Formula: massa atomica relativa (u) = Σ (massa isotopica × abbondanza naturale)
Esempio oro: 196,967 u (un solo isotopo stabile: ¹⁹⁷Au, abbondanza 100 %)
Il numero atomico come segno di autenticità
Metodi analitici come l'analisi in fluorescenza a raggi X (XRF) identificano gli elementi con precisione tramite la loro radiazione X caratteristica, che deriva direttamente dal numero atomico (configurazione elettronica).
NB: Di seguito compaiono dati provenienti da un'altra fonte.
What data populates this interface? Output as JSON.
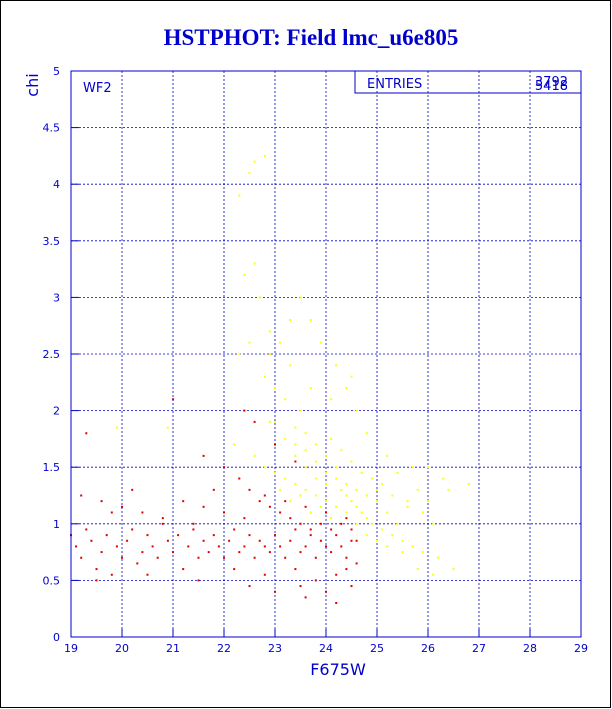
{
  "chart_data": {
    "type": "scatter",
    "title": "HSTPHOT: Field lmc_u6e805",
    "xlabel": "F675W",
    "ylabel": "chi",
    "xlim": [
      19,
      29
    ],
    "ylim": [
      0,
      5
    ],
    "xticks": [
      "19",
      "20",
      "21",
      "22",
      "23",
      "24",
      "25",
      "26",
      "27",
      "28",
      "29"
    ],
    "yticks": [
      "0",
      "0.5",
      "1",
      "1.5",
      "2",
      "2.5",
      "3",
      "3.5",
      "4",
      "4.5",
      "5"
    ],
    "grid": true,
    "panel_label": "WF2",
    "stats": {
      "label": "ENTRIES",
      "value_a": "3792",
      "value_b": "5418"
    },
    "colors": {
      "axis": "#0000cc",
      "series_red": "#dd0000",
      "series_yellow": "#ffff00"
    },
    "series": [
      {
        "color": "#ffff00",
        "points": [
          [
            22.3,
            3.9
          ],
          [
            22.5,
            4.1
          ],
          [
            22.6,
            4.2
          ],
          [
            22.8,
            4.25
          ],
          [
            22.4,
            3.2
          ],
          [
            22.6,
            3.3
          ],
          [
            22.7,
            3.0
          ],
          [
            22.9,
            2.7
          ],
          [
            22.5,
            2.6
          ],
          [
            22.3,
            2.5
          ],
          [
            22.8,
            2.3
          ],
          [
            23.0,
            2.2
          ],
          [
            23.2,
            2.1
          ],
          [
            22.9,
            1.9
          ],
          [
            23.4,
            1.85
          ],
          [
            23.3,
            2.4
          ],
          [
            23.5,
            2.0
          ],
          [
            23.6,
            1.8
          ],
          [
            23.8,
            1.7
          ],
          [
            24.0,
            1.6
          ],
          [
            24.2,
            1.5
          ],
          [
            23.4,
            1.6
          ],
          [
            23.6,
            1.5
          ],
          [
            23.8,
            1.4
          ],
          [
            24.0,
            1.35
          ],
          [
            24.3,
            1.3
          ],
          [
            24.5,
            1.2
          ],
          [
            24.7,
            1.1
          ],
          [
            24.9,
            1.0
          ],
          [
            25.1,
            0.95
          ],
          [
            25.3,
            0.9
          ],
          [
            25.5,
            0.85
          ],
          [
            25.7,
            0.8
          ],
          [
            25.9,
            0.75
          ],
          [
            26.2,
            0.7
          ],
          [
            26.5,
            0.6
          ],
          [
            26.8,
            1.35
          ],
          [
            23.1,
            1.3
          ],
          [
            23.3,
            1.2
          ],
          [
            23.5,
            1.25
          ],
          [
            23.7,
            1.1
          ],
          [
            23.9,
            1.15
          ],
          [
            24.1,
            1.05
          ],
          [
            24.4,
            1.1
          ],
          [
            24.6,
            1.0
          ],
          [
            24.8,
            1.05
          ],
          [
            25.0,
            1.2
          ],
          [
            25.2,
            1.1
          ],
          [
            25.4,
            1.0
          ],
          [
            25.6,
            1.15
          ],
          [
            25.8,
            1.3
          ],
          [
            26.0,
            1.5
          ],
          [
            26.3,
            1.4
          ],
          [
            25.2,
            1.6
          ],
          [
            24.8,
            1.8
          ],
          [
            24.6,
            2.0
          ],
          [
            24.4,
            2.2
          ],
          [
            24.2,
            2.4
          ],
          [
            23.9,
            2.6
          ],
          [
            23.7,
            2.8
          ],
          [
            23.5,
            3.0
          ],
          [
            23.3,
            2.8
          ],
          [
            23.1,
            2.6
          ],
          [
            22.9,
            2.5
          ],
          [
            23.0,
            1.9
          ],
          [
            23.2,
            1.75
          ],
          [
            23.4,
            1.7
          ],
          [
            23.6,
            1.65
          ],
          [
            23.8,
            1.55
          ],
          [
            24.0,
            1.45
          ],
          [
            24.2,
            1.4
          ],
          [
            24.4,
            1.35
          ],
          [
            24.6,
            1.3
          ],
          [
            24.8,
            1.25
          ],
          [
            25.0,
            1.3
          ],
          [
            25.3,
            1.25
          ],
          [
            25.6,
            1.2
          ],
          [
            25.9,
            1.1
          ],
          [
            26.1,
            1.0
          ],
          [
            26.4,
            1.3
          ],
          [
            19.9,
            1.85
          ],
          [
            20.9,
            1.85
          ],
          [
            22.2,
            1.7
          ],
          [
            22.6,
            1.6
          ],
          [
            22.8,
            1.5
          ],
          [
            23.0,
            1.45
          ],
          [
            23.2,
            1.4
          ],
          [
            23.4,
            1.35
          ],
          [
            23.6,
            1.3
          ],
          [
            23.8,
            1.25
          ],
          [
            24.0,
            1.2
          ],
          [
            24.2,
            1.15
          ],
          [
            24.4,
            1.25
          ],
          [
            24.6,
            1.15
          ],
          [
            24.8,
            0.9
          ],
          [
            25.0,
            0.85
          ],
          [
            25.2,
            0.8
          ],
          [
            25.5,
            0.75
          ],
          [
            25.8,
            0.6
          ],
          [
            26.1,
            0.55
          ],
          [
            24.1,
            1.75
          ],
          [
            24.3,
            1.65
          ],
          [
            24.5,
            1.55
          ],
          [
            24.7,
            1.45
          ],
          [
            24.9,
            1.4
          ],
          [
            25.1,
            1.35
          ],
          [
            25.4,
            1.45
          ],
          [
            25.7,
            1.5
          ],
          [
            26.0,
            1.2
          ],
          [
            24.5,
            2.3
          ],
          [
            24.1,
            2.1
          ],
          [
            23.7,
            2.2
          ]
        ]
      },
      {
        "color": "#dd0000",
        "points": [
          [
            19.0,
            0.9
          ],
          [
            19.1,
            0.8
          ],
          [
            19.2,
            0.7
          ],
          [
            19.3,
            0.95
          ],
          [
            19.4,
            0.85
          ],
          [
            19.5,
            0.6
          ],
          [
            19.6,
            0.75
          ],
          [
            19.7,
            0.9
          ],
          [
            19.8,
            1.1
          ],
          [
            19.9,
            0.8
          ],
          [
            20.0,
            0.7
          ],
          [
            20.1,
            0.85
          ],
          [
            20.2,
            0.95
          ],
          [
            20.3,
            0.65
          ],
          [
            20.4,
            0.75
          ],
          [
            20.5,
            0.9
          ],
          [
            20.6,
            0.8
          ],
          [
            20.7,
            0.7
          ],
          [
            20.8,
            1.0
          ],
          [
            20.9,
            0.85
          ],
          [
            21.0,
            0.75
          ],
          [
            21.1,
            0.9
          ],
          [
            21.2,
            0.6
          ],
          [
            21.3,
            0.8
          ],
          [
            21.4,
            0.95
          ],
          [
            21.5,
            0.7
          ],
          [
            21.6,
            0.85
          ],
          [
            21.7,
            0.75
          ],
          [
            21.8,
            0.9
          ],
          [
            21.9,
            0.8
          ],
          [
            22.0,
            0.7
          ],
          [
            22.1,
            0.85
          ],
          [
            22.2,
            0.95
          ],
          [
            22.3,
            0.75
          ],
          [
            22.4,
            0.8
          ],
          [
            22.5,
            0.9
          ],
          [
            22.6,
            0.7
          ],
          [
            22.7,
            0.85
          ],
          [
            22.8,
            0.8
          ],
          [
            22.9,
            0.75
          ],
          [
            23.0,
            0.9
          ],
          [
            23.1,
            0.8
          ],
          [
            23.2,
            0.7
          ],
          [
            23.3,
            0.85
          ],
          [
            23.4,
            0.95
          ],
          [
            23.5,
            0.75
          ],
          [
            23.6,
            0.8
          ],
          [
            23.7,
            0.9
          ],
          [
            23.8,
            0.7
          ],
          [
            23.9,
            0.85
          ],
          [
            24.0,
            0.8
          ],
          [
            24.1,
            0.75
          ],
          [
            24.2,
            0.9
          ],
          [
            24.3,
            0.8
          ],
          [
            24.4,
            0.7
          ],
          [
            24.5,
            0.85
          ],
          [
            19.3,
            1.8
          ],
          [
            21.0,
            2.1
          ],
          [
            21.6,
            1.6
          ],
          [
            22.0,
            1.5
          ],
          [
            22.3,
            1.4
          ],
          [
            22.5,
            1.3
          ],
          [
            22.7,
            1.2
          ],
          [
            22.9,
            1.15
          ],
          [
            23.1,
            1.1
          ],
          [
            23.3,
            1.05
          ],
          [
            23.5,
            1.0
          ],
          [
            23.7,
            0.95
          ],
          [
            23.9,
            1.0
          ],
          [
            24.1,
            0.95
          ],
          [
            24.3,
            1.0
          ],
          [
            24.5,
            0.95
          ],
          [
            19.2,
            1.25
          ],
          [
            19.6,
            1.2
          ],
          [
            20.0,
            1.15
          ],
          [
            20.4,
            1.1
          ],
          [
            20.8,
            1.05
          ],
          [
            21.2,
            1.2
          ],
          [
            21.6,
            1.15
          ],
          [
            22.0,
            1.1
          ],
          [
            22.4,
            1.05
          ],
          [
            22.8,
            1.25
          ],
          [
            23.2,
            1.2
          ],
          [
            23.6,
            1.15
          ],
          [
            24.0,
            1.1
          ],
          [
            24.4,
            1.05
          ],
          [
            19.5,
            0.5
          ],
          [
            20.5,
            0.55
          ],
          [
            21.5,
            0.5
          ],
          [
            22.5,
            0.45
          ],
          [
            23.0,
            0.4
          ],
          [
            23.5,
            0.45
          ],
          [
            24.0,
            0.4
          ],
          [
            24.5,
            0.45
          ],
          [
            22.2,
            0.6
          ],
          [
            22.8,
            0.55
          ],
          [
            23.4,
            0.6
          ],
          [
            24.2,
            0.55
          ],
          [
            23.8,
            0.5
          ],
          [
            24.4,
            0.6
          ],
          [
            22.6,
            1.9
          ],
          [
            23.0,
            1.7
          ],
          [
            23.4,
            1.55
          ],
          [
            22.4,
            2.0
          ],
          [
            21.8,
            1.3
          ],
          [
            21.4,
            1.0
          ],
          [
            20.2,
            1.3
          ],
          [
            19.8,
            0.55
          ],
          [
            23.6,
            0.35
          ],
          [
            24.2,
            0.3
          ],
          [
            24.6,
            0.65
          ],
          [
            24.6,
            0.85
          ]
        ]
      }
    ]
  }
}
Un nucleo di tungsteno (Z = 74, densità 19,25 g/cm³) può imitare in modo ingannevole l'oro (Z = 79, densità 19,32 g/cm³) nella densità – XRF e prova a ultrasuoni distinguono con sicurezza i due, poiché le linee X caratteristiche sono legate direttamente al numero atomico e non possono essere falsificate.
In breve
Il numero atomico è l'identità atomica di un elemento – immutabile e a prova di contraffazione. Il peso atomico spiega perché lingotti di uguale dimensione in oro, platino o argento pesano diversamente e costituisce la base fisica dei moderni procedimenti di verifica dell'autenticità.